Fans of Cody (which seems an odd category, since she only has one other film to her Hollywood credits) will be looking for a smashing soundtrack and over-the-top dialogue. I suppose you'll find both in Jennifer's Body, but there's something decidedly underwhelming about the execution of each. The soundtrack is riddled with bands like Fall Out Boy and Death Cab for Cutie, bands whose names I know but whose "top" songs I'd be hard-pressed to identify. If you like that sort of thing, go for it; I for one found myself bored with it and longed instead for a Rolling Stones track to appear (which, it doesn't). As for the dialogue, it's obvious the same writer penned Juno, but the delivery leaves something to be desired; Ellen Page could have pulled off a line like "I am going to eat your soul and s--t it out," but Fox just can't do it.

Speaking of acting chops, this cast almost had it. Almost. Never mind the fact that the movie was marketed on Fox's good looks and nude scenes (which, disappointingly for some, never actually deliver); the simple fact of the matter is that Megan Fox is a terrible actress and needs to be removed from the Hollywood scene in fairly short order. She looks great, I'll admit, but if a film is asked to be put on shoulders like those - well, even Atlas would shrug. The supporting cast tries, it really does; Seyfried is charming and cutesy as the unfortunately-nicknamed Needy Lesnicky, but I have a hard time buying her as a "plain Jane." Juno vet J.K. Simmons pops in every once in a while as the high school science teacher with 1970s Donald Sutherland hair and a hook for a hand, but while Simmons is a delight as always, his presence in the film is a continual reminder of Cody's failed attempts to one-up herself from the teen pregnancy dramedy that earned her an Oscar.

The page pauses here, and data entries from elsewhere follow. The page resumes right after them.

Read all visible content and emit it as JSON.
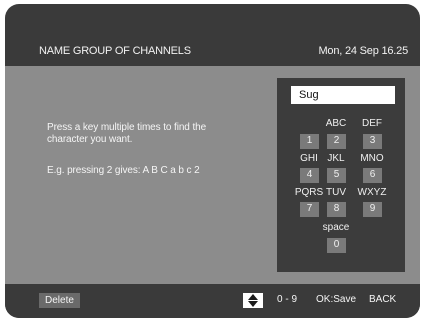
{
  "header": {
    "title": "NAME GROUP OF CHANNELS",
    "datetime": "Mon, 24 Sep 16.25"
  },
  "instructions": {
    "line1": "Press a key multiple times to find the",
    "line2": "character you want.",
    "example": "E.g. pressing 2 gives:  A  B  C  a  b  c  2"
  },
  "entry": {
    "value": "Sug"
  },
  "keypad": {
    "keys": [
      {
        "digit": "1",
        "letters": ""
      },
      {
        "digit": "2",
        "letters": "ABC"
      },
      {
        "digit": "3",
        "letters": "DEF"
      },
      {
        "digit": "4",
        "letters": "GHI"
      },
      {
        "digit": "5",
        "letters": "JKL"
      },
      {
        "digit": "6",
        "letters": "MNO"
      },
      {
        "digit": "7",
        "letters": "PQRS"
      },
      {
        "digit": "8",
        "letters": "TUV"
      },
      {
        "digit": "9",
        "letters": "WXYZ"
      },
      {
        "digit": "0",
        "letters": "space"
      }
    ]
  },
  "footer": {
    "delete_label": "Delete",
    "nav_icon": "up-down-arrows-icon",
    "digits_hint": "0 - 9",
    "save_hint": "OK:Save",
    "back_hint": "BACK"
  },
  "colors": {
    "frame": "#3a3a3a",
    "content": "#8c8c8c",
    "keypad_bg": "#3c3c3c",
    "key_bg": "#7a7a7a",
    "text": "#f2f2f2"
  }
}
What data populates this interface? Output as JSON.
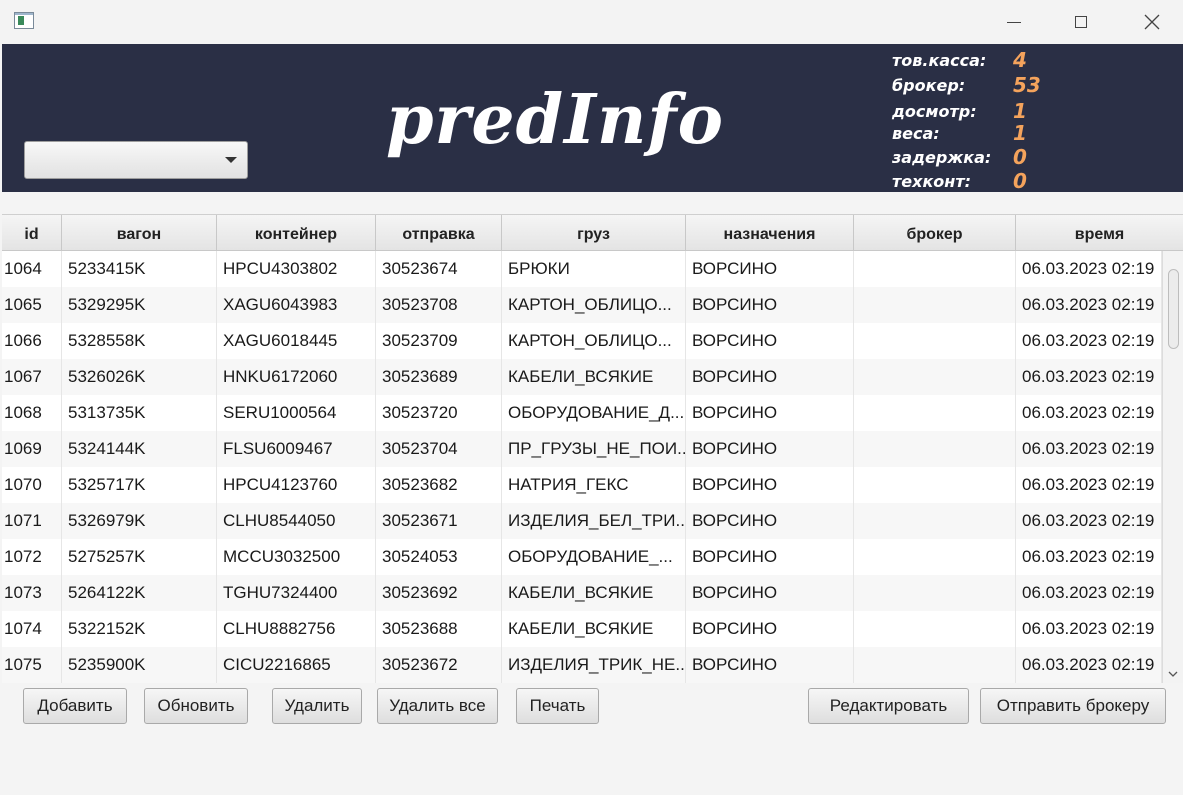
{
  "header": {
    "title": "predInfo",
    "combo_value": "",
    "stats": [
      {
        "label": "тов.касса:",
        "value": "4"
      },
      {
        "label": "брокер:",
        "value": "53"
      },
      {
        "label": "досмотр:",
        "value": "1"
      },
      {
        "label": "веса:",
        "value": "1"
      },
      {
        "label": "задержка:",
        "value": "0"
      },
      {
        "label": "техконт:",
        "value": "0"
      }
    ],
    "colors": {
      "background": "#2a2f45",
      "stat_value": "#f4a35c"
    }
  },
  "table": {
    "columns": [
      "id",
      "вагон",
      "контейнер",
      "отправка",
      "груз",
      "назначения",
      "брокер",
      "время"
    ],
    "rows": [
      [
        "1064",
        "5233415K",
        "HPCU4303802",
        "30523674",
        "БРЮКИ",
        "ВОРСИНО",
        "",
        "06.03.2023 02:19"
      ],
      [
        "1065",
        "5329295K",
        "XAGU6043983",
        "30523708",
        "КАРТОН_ОБЛИЦО...",
        "ВОРСИНО",
        "",
        "06.03.2023 02:19"
      ],
      [
        "1066",
        "5328558K",
        "XAGU6018445",
        "30523709",
        "КАРТОН_ОБЛИЦО...",
        "ВОРСИНО",
        "",
        "06.03.2023 02:19"
      ],
      [
        "1067",
        "5326026K",
        "HNKU6172060",
        "30523689",
        "КАБЕЛИ_ВСЯКИЕ",
        "ВОРСИНО",
        "",
        "06.03.2023 02:19"
      ],
      [
        "1068",
        "5313735K",
        "SERU1000564",
        "30523720",
        "ОБОРУДОВАНИЕ_Д...",
        "ВОРСИНО",
        "",
        "06.03.2023 02:19"
      ],
      [
        "1069",
        "5324144K",
        "FLSU6009467",
        "30523704",
        "ПР_ГРУЗЫ_НЕ_ПОИ...",
        "ВОРСИНО",
        "",
        "06.03.2023 02:19"
      ],
      [
        "1070",
        "5325717K",
        "HPCU4123760",
        "30523682",
        "НАТРИЯ_ГЕКС",
        "ВОРСИНО",
        "",
        "06.03.2023 02:19"
      ],
      [
        "1071",
        "5326979K",
        "CLHU8544050",
        "30523671",
        "ИЗДЕЛИЯ_БЕЛ_ТРИ...",
        "ВОРСИНО",
        "",
        "06.03.2023 02:19"
      ],
      [
        "1072",
        "5275257K",
        "MCCU3032500",
        "30524053",
        "ОБОРУДОВАНИЕ_...",
        "ВОРСИНО",
        "",
        "06.03.2023 02:19"
      ],
      [
        "1073",
        "5264122K",
        "TGHU7324400",
        "30523692",
        "КАБЕЛИ_ВСЯКИЕ",
        "ВОРСИНО",
        "",
        "06.03.2023 02:19"
      ],
      [
        "1074",
        "5322152K",
        "CLHU8882756",
        "30523688",
        "КАБЕЛИ_ВСЯКИЕ",
        "ВОРСИНО",
        "",
        "06.03.2023 02:19"
      ],
      [
        "1075",
        "5235900K",
        "CICU2216865",
        "30523672",
        "ИЗДЕЛИЯ_ТРИК_НЕ...",
        "ВОРСИНО",
        "",
        "06.03.2023 02:19"
      ]
    ]
  },
  "buttons": {
    "add": "Добавить",
    "refresh": "Обновить",
    "delete": "Удалить",
    "delete_all": "Удалить все",
    "print": "Печать",
    "edit": "Редактировать",
    "send_broker": "Отправить брокеру"
  },
  "icons": {
    "app": "app-window-icon",
    "minimize": "minimize-icon",
    "maximize": "maximize-icon",
    "close": "close-icon",
    "combo_arrow": "chevron-down-icon",
    "scroll_down": "scroll-down-arrow-icon"
  }
}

I've been describing this movie to my family and friends as "trainwreck bad," a phrase I could imagine one of the characters uttering in a Cody screenplay; this movie is flat-out terrible, but it's impossible to turn away. Even though the ending is wholly predictable right from the start (the first shot of the film tells us that Needy ends up in an asylum at the end of the story - gee, wonder why?), there's something tragically watchable in front of me, and I couldn't for the life of me turn away. But don't mistake slack-jawed disbelief for rapt interest: even though Jennifer's Body may be smokin' hot, there's no fire here. "Hell yes"? Hell, no.
The MPAA slapped Jennifer's Body with a hard "R for sexuality, bloody violence, language, and brief drug use." The movie relies heavily on skimpy outfits, implied moments of undress, and more cleavage than an X-Men comic at its most exploitative; violence is fairly standard and won't shock long-time horror fans with its moments of dismemberment by cannibalism. Language is typical Cody fare, with F-bombs and sexual epithets at every turn, and drug use crops up periodically to remind us that this is a movie about high schoolers.